“New “Quality” Pricing Methodology for Internet Advertising Puts a Price on our Head, Enabling Others to Profit From Our Web Influence.”
For Immediate Release:
Nashville, TN, USA (Press Release) September 9, 2008 — Most of us weren’t surprised when we learned that Google was pursuing what is now known as the notorious Friend Ranking Patent. Internet advertisers such as Google have long wanted to move beyond the traditional internet advertising pricing methodology, that of Quantity (priced on the number of impressions/insertions and/or click-throughs), and figure out a way to price advertising based upon the Quality (or value) of the person viewing the advertisement.
For this Google took a page from the fast growing social networking sites, most of which have been subtly (or not so subtly depending upon the site) “valuing” participants or profiles since they launched. An example of the not so subtle is Naymz, a business networking site that makes no bones about “maximizing [ones] professional opportunities by promoting [ones] good name in [the Naymz] Reputation Community.”
Unlike LinkedIn and other larger business oriented internet networking sites, Naymz goes the extra step of actually giving participants a Reputation Score or “RepScore” as it’s called. This score is apparently determined by the reputations of those in one’s Reputation Network, and the number and quality of recommendations one receives.
The largest internet business networking site is LinkedIn. LinkedIn also incorporates a valuation system. Each participant is impliedly valued based upon a profile owner’s number and quality of contacts, as well as the number and quality of recommendations received from others in one’s LinkedIn network.

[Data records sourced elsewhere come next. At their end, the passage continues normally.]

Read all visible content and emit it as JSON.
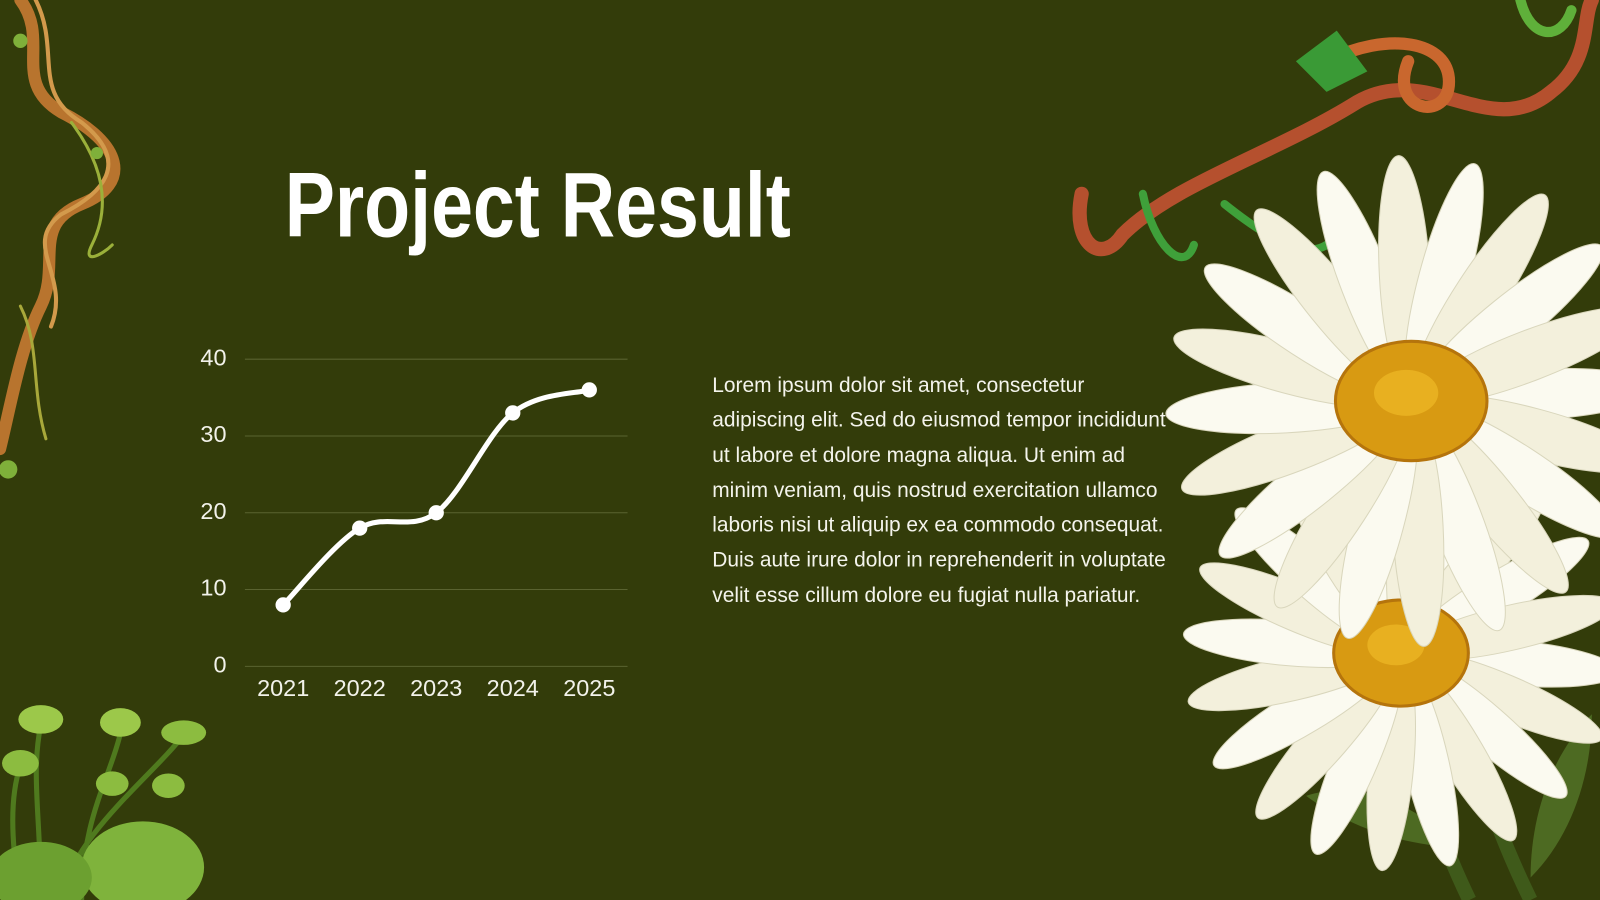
{
  "title": "Project Result",
  "body": "Lorem ipsum dolor sit amet, consectetur adipiscing elit. Sed do eiusmod tempor incididunt ut labore et dolore magna aliqua. Ut enim ad minim veniam, quis nostrud exercitation ullamco laboris nisi ut aliquip ex ea commodo consequat. Duis aute irure dolor in reprehenderit in voluptate velit esse cillum dolore eu fugiat nulla pariatur.",
  "chart_data": {
    "type": "line",
    "categories": [
      "2021",
      "2022",
      "2023",
      "2024",
      "2025"
    ],
    "values": [
      8,
      18,
      20,
      33,
      36
    ],
    "color": "#ffffff",
    "ylim": [
      0,
      40
    ],
    "yticks": [
      0,
      10,
      20,
      30,
      40
    ],
    "grid": true
  }
}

The system infers that a person is more reputable, skilled and esteemed where they have recommendations from persons who are in turn highly recommended.
Google has already been inserting advertisements on each person’s LinkedIn, Naymz, and other social networking profiles. What the new patent pending technology does is evaluate one’s advertising value based upon one’s web influence, the quality of those persons linked to your profile. The net result is that Google can now not only price advertisements based upon the number or quantity of impressions, but it can also price add impressions based upon the QUALITY of those persons that are more likely to view one’s profile (and therefore the advertisement).
What all this means for you and I is that we now carry a price on our head – literally. Our YouTube, Facebook, etc. profiles can now be priced based upon our carefully calculated value to Google and its advertisers. This new pricing methodology would be more palatable if we actually got a cut of the advertising dollars generated off of our web power and influence – but we don’t. If you’re really quiet, you can almost hear internet advertisers cheer every time we beef up our profiles, connect to more influential people, and invite a greater number of quality recommendations. Because, at the end of the day, it is Google and other internet advertisers that are benefiting from our good names.